The 1890 Farm Manager’s House was built with multiple purposes in mind to support Billings Farm’s expanding agricultural operations.  Meticulously restored to its 19th century heyday, the farm house contains a business office for then farm manager, George Aitken, a private living space for his family, a creamery for the production of butter, and an adjoining ice house. Visitors can also explore the Farmstead Gardens and apple orchard, located just outside the farmhouse.

Considered state-of-the-art when built in 1890, the farmhouse has features quite uncommon for the time. These include cutting-edge creamery equipment, as well as conveniences such as hot running water, central heat, gas lighting, and an indoor bathroom.

The 1890 Farm Manager’s House exemplifies Billings Farm’s role as a model dairy operation and Frederick Billings’ determination to apply progressive solutions to practical agricultural problems of the times. Visitors will be greeted by interpreters who take you back in time, answering questions about the house and its occupants. Self-guided tours based on varied themes are also available. Depending on the time of year, there are programs featuring 1890’s artifacts and pastimes, cooking demonstrations and tastings, children’s book readings and more.

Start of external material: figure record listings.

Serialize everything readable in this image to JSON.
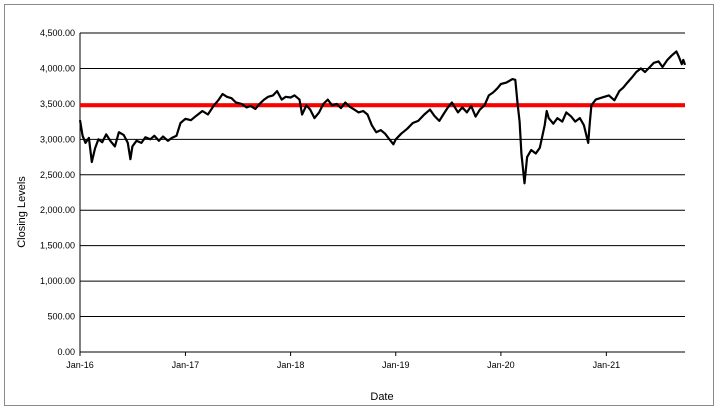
{
  "chart_data": {
    "type": "line",
    "title": "",
    "xlabel": "Date",
    "ylabel": "Closing Levels",
    "x_range": [
      "2016-01-01",
      "2021-10-01"
    ],
    "x_tick_labels": [
      "Jan-16",
      "Jan-17",
      "Jan-18",
      "Jan-19",
      "Jan-20",
      "Jan-21"
    ],
    "x_tick_dates": [
      "2016-01-01",
      "2017-01-01",
      "2018-01-01",
      "2019-01-01",
      "2020-01-01",
      "2021-01-01"
    ],
    "ylim": [
      0,
      4500
    ],
    "y_ticks": [
      0,
      500,
      1000,
      1500,
      2000,
      2500,
      3000,
      3500,
      4000,
      4500
    ],
    "y_tick_labels": [
      "0.00",
      "500.00",
      "1,000.00",
      "1,500.00",
      "2,000.00",
      "2,500.00",
      "3,000.00",
      "3,500.00",
      "4,000.00",
      "4,500.00"
    ],
    "grid": "horizontal",
    "legend": "none",
    "reference_line": {
      "value": 3480,
      "color": "#ff0000"
    },
    "series": [
      {
        "color": "#000000",
        "points": [
          [
            "2016-01-01",
            3270
          ],
          [
            "2016-01-10",
            3050
          ],
          [
            "2016-01-20",
            2950
          ],
          [
            "2016-02-01",
            3020
          ],
          [
            "2016-02-11",
            2680
          ],
          [
            "2016-02-22",
            2870
          ],
          [
            "2016-03-05",
            3000
          ],
          [
            "2016-03-18",
            2960
          ],
          [
            "2016-04-01",
            3070
          ],
          [
            "2016-04-15",
            2980
          ],
          [
            "2016-05-01",
            2900
          ],
          [
            "2016-05-15",
            3100
          ],
          [
            "2016-06-01",
            3060
          ],
          [
            "2016-06-15",
            2950
          ],
          [
            "2016-06-24",
            2720
          ],
          [
            "2016-07-01",
            2900
          ],
          [
            "2016-07-15",
            2980
          ],
          [
            "2016-08-01",
            2950
          ],
          [
            "2016-08-15",
            3030
          ],
          [
            "2016-09-01",
            3000
          ],
          [
            "2016-09-15",
            3050
          ],
          [
            "2016-10-01",
            2980
          ],
          [
            "2016-10-15",
            3040
          ],
          [
            "2016-11-01",
            2980
          ],
          [
            "2016-11-15",
            3020
          ],
          [
            "2016-12-01",
            3050
          ],
          [
            "2016-12-15",
            3230
          ],
          [
            "2017-01-01",
            3290
          ],
          [
            "2017-01-20",
            3270
          ],
          [
            "2017-02-10",
            3340
          ],
          [
            "2017-03-01",
            3400
          ],
          [
            "2017-03-20",
            3350
          ],
          [
            "2017-04-10",
            3480
          ],
          [
            "2017-04-25",
            3550
          ],
          [
            "2017-05-10",
            3640
          ],
          [
            "2017-05-25",
            3600
          ],
          [
            "2017-06-10",
            3580
          ],
          [
            "2017-06-25",
            3520
          ],
          [
            "2017-07-15",
            3500
          ],
          [
            "2017-08-01",
            3450
          ],
          [
            "2017-08-15",
            3470
          ],
          [
            "2017-09-01",
            3430
          ],
          [
            "2017-09-15",
            3500
          ],
          [
            "2017-10-01",
            3560
          ],
          [
            "2017-10-15",
            3600
          ],
          [
            "2017-11-01",
            3620
          ],
          [
            "2017-11-15",
            3680
          ],
          [
            "2017-12-01",
            3560
          ],
          [
            "2017-12-15",
            3600
          ],
          [
            "2018-01-01",
            3590
          ],
          [
            "2018-01-15",
            3620
          ],
          [
            "2018-02-01",
            3560
          ],
          [
            "2018-02-10",
            3350
          ],
          [
            "2018-02-25",
            3480
          ],
          [
            "2018-03-10",
            3420
          ],
          [
            "2018-03-25",
            3300
          ],
          [
            "2018-04-10",
            3380
          ],
          [
            "2018-04-25",
            3500
          ],
          [
            "2018-05-10",
            3560
          ],
          [
            "2018-05-25",
            3480
          ],
          [
            "2018-06-10",
            3500
          ],
          [
            "2018-06-25",
            3440
          ],
          [
            "2018-07-10",
            3520
          ],
          [
            "2018-07-25",
            3460
          ],
          [
            "2018-08-10",
            3420
          ],
          [
            "2018-08-25",
            3380
          ],
          [
            "2018-09-10",
            3400
          ],
          [
            "2018-09-25",
            3350
          ],
          [
            "2018-10-10",
            3200
          ],
          [
            "2018-10-25",
            3100
          ],
          [
            "2018-11-10",
            3130
          ],
          [
            "2018-11-25",
            3080
          ],
          [
            "2018-12-10",
            3000
          ],
          [
            "2018-12-24",
            2930
          ],
          [
            "2019-01-01",
            3000
          ],
          [
            "2019-01-20",
            3080
          ],
          [
            "2019-02-10",
            3150
          ],
          [
            "2019-03-01",
            3230
          ],
          [
            "2019-03-20",
            3260
          ],
          [
            "2019-04-10",
            3350
          ],
          [
            "2019-04-30",
            3420
          ],
          [
            "2019-05-15",
            3330
          ],
          [
            "2019-06-01",
            3260
          ],
          [
            "2019-06-15",
            3350
          ],
          [
            "2019-07-01",
            3450
          ],
          [
            "2019-07-15",
            3520
          ],
          [
            "2019-08-05",
            3380
          ],
          [
            "2019-08-20",
            3450
          ],
          [
            "2019-09-05",
            3380
          ],
          [
            "2019-09-20",
            3470
          ],
          [
            "2019-10-05",
            3320
          ],
          [
            "2019-10-20",
            3420
          ],
          [
            "2019-11-05",
            3480
          ],
          [
            "2019-11-20",
            3620
          ],
          [
            "2019-12-05",
            3660
          ],
          [
            "2019-12-20",
            3720
          ],
          [
            "2020-01-01",
            3780
          ],
          [
            "2020-01-20",
            3800
          ],
          [
            "2020-02-10",
            3850
          ],
          [
            "2020-02-20",
            3840
          ],
          [
            "2020-02-28",
            3500
          ],
          [
            "2020-03-06",
            3250
          ],
          [
            "2020-03-12",
            2800
          ],
          [
            "2020-03-23",
            2380
          ],
          [
            "2020-04-01",
            2750
          ],
          [
            "2020-04-15",
            2850
          ],
          [
            "2020-05-01",
            2800
          ],
          [
            "2020-05-15",
            2880
          ],
          [
            "2020-06-01",
            3200
          ],
          [
            "2020-06-08",
            3400
          ],
          [
            "2020-06-15",
            3300
          ],
          [
            "2020-07-01",
            3220
          ],
          [
            "2020-07-15",
            3300
          ],
          [
            "2020-08-01",
            3250
          ],
          [
            "2020-08-15",
            3380
          ],
          [
            "2020-09-01",
            3320
          ],
          [
            "2020-09-15",
            3250
          ],
          [
            "2020-10-01",
            3300
          ],
          [
            "2020-10-15",
            3200
          ],
          [
            "2020-10-30",
            2950
          ],
          [
            "2020-11-05",
            3250
          ],
          [
            "2020-11-10",
            3480
          ],
          [
            "2020-11-25",
            3560
          ],
          [
            "2020-12-10",
            3580
          ],
          [
            "2020-12-25",
            3600
          ],
          [
            "2021-01-10",
            3620
          ],
          [
            "2021-01-29",
            3550
          ],
          [
            "2021-02-15",
            3680
          ],
          [
            "2021-03-01",
            3730
          ],
          [
            "2021-03-15",
            3800
          ],
          [
            "2021-04-01",
            3880
          ],
          [
            "2021-04-15",
            3950
          ],
          [
            "2021-05-01",
            4000
          ],
          [
            "2021-05-15",
            3950
          ],
          [
            "2021-06-01",
            4020
          ],
          [
            "2021-06-15",
            4080
          ],
          [
            "2021-07-01",
            4100
          ],
          [
            "2021-07-15",
            4020
          ],
          [
            "2021-08-01",
            4120
          ],
          [
            "2021-08-15",
            4180
          ],
          [
            "2021-09-01",
            4240
          ],
          [
            "2021-09-10",
            4160
          ],
          [
            "2021-09-20",
            4060
          ],
          [
            "2021-09-25",
            4120
          ],
          [
            "2021-10-01",
            4050
          ]
        ]
      }
    ]
  }
}
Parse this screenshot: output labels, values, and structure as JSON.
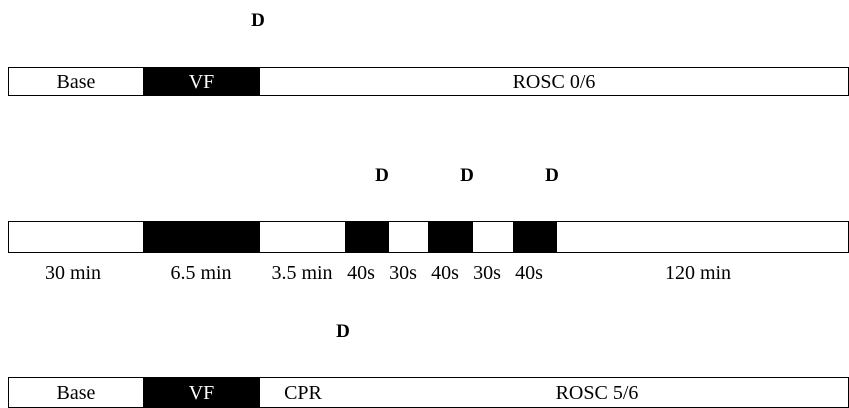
{
  "marker_label": "D",
  "row1": {
    "segments": [
      {
        "label": "Base",
        "dark": false
      },
      {
        "label": "VF",
        "dark": true
      },
      {
        "label": "ROSC 0/6",
        "dark": false
      }
    ]
  },
  "row2": {
    "durations": [
      "30 min",
      "6.5 min",
      "3.5 min",
      "40s",
      "30s",
      "40s",
      "30s",
      "40s",
      "120 min"
    ]
  },
  "row3": {
    "segments": [
      {
        "label": "Base",
        "dark": false
      },
      {
        "label": "VF",
        "dark": true
      },
      {
        "label": "CPR",
        "dark": false
      },
      {
        "label": "ROSC 5/6",
        "dark": false
      }
    ]
  }
}
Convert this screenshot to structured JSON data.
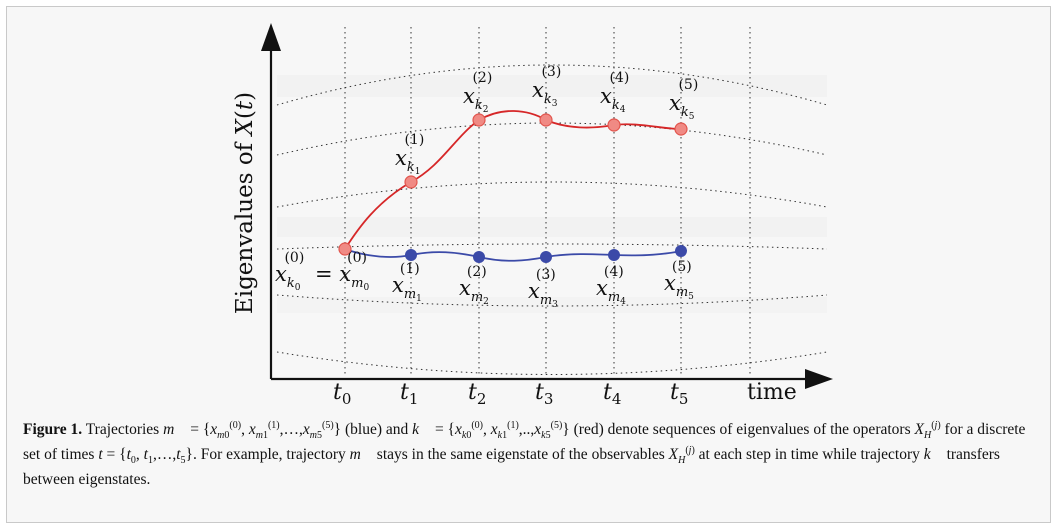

Be sure to check our daily schedule for more information on what’s happening the day of your visit.

Take a Virtual Tour

  • The Kitchen

    The Kitchen

    The centerpiece of the kitchen, perhaps the most important room in the house, is the cast-iron woodstove where the family’s meals were prepared and which provided hot water for use throughout the house (a luxury during the 1890s). Experience programs and demonstrations throughout the year, from watching our skilled staff cook late 19th century fare, to helping us make savory treats using fresh produce harvested from our heirloom garden.
  • The Sitting Room

    The Sitting Room

    The spacious sitting room functioned as the Aitken family’s private space and features typical furnishings of the day and popular literature of the period. During special programs, families are welcome to play marbles and tiddlywinks, or try our stereoscope, all popular pastimes of the day.
  • The Farm Office

    The Farm Office

    The Farm Office is the only room in the house with several pieces of original furniture, including George Aitken’s upright desk. Here, visitors can learn what it took to run a late 19th century dairy farm, and explore samples of Aitken’s correspondence and marketing materials.
  • The Parlor

    The Parlor

    The most formal room in the house is the parlor, which served primarily as a place for the Aitkens to entertain visitors and for occasions such as weddings and funerals. As distinct formal and informal rooms were uncommon in Vermont homes of the period, the presence of the parlor serves as further evidence of Frederick Billings’ desire to make the farmhouse as modern and comfortable as possible.
  • The Creamery

    The Creamery

    In the basement creamery, fresh cream from the Billings Jersey herd was churned into butter – 5,000 pounds of which was produced annually and sold via rail to customers in Boston, New York, and beyond. The machinery includes two Cooley Creamers and a water-powered Davis Swing Churn, state-of-the-art equipment that contributed to Billings Farm’s reputation as one of the most progressive dairy operations in New England.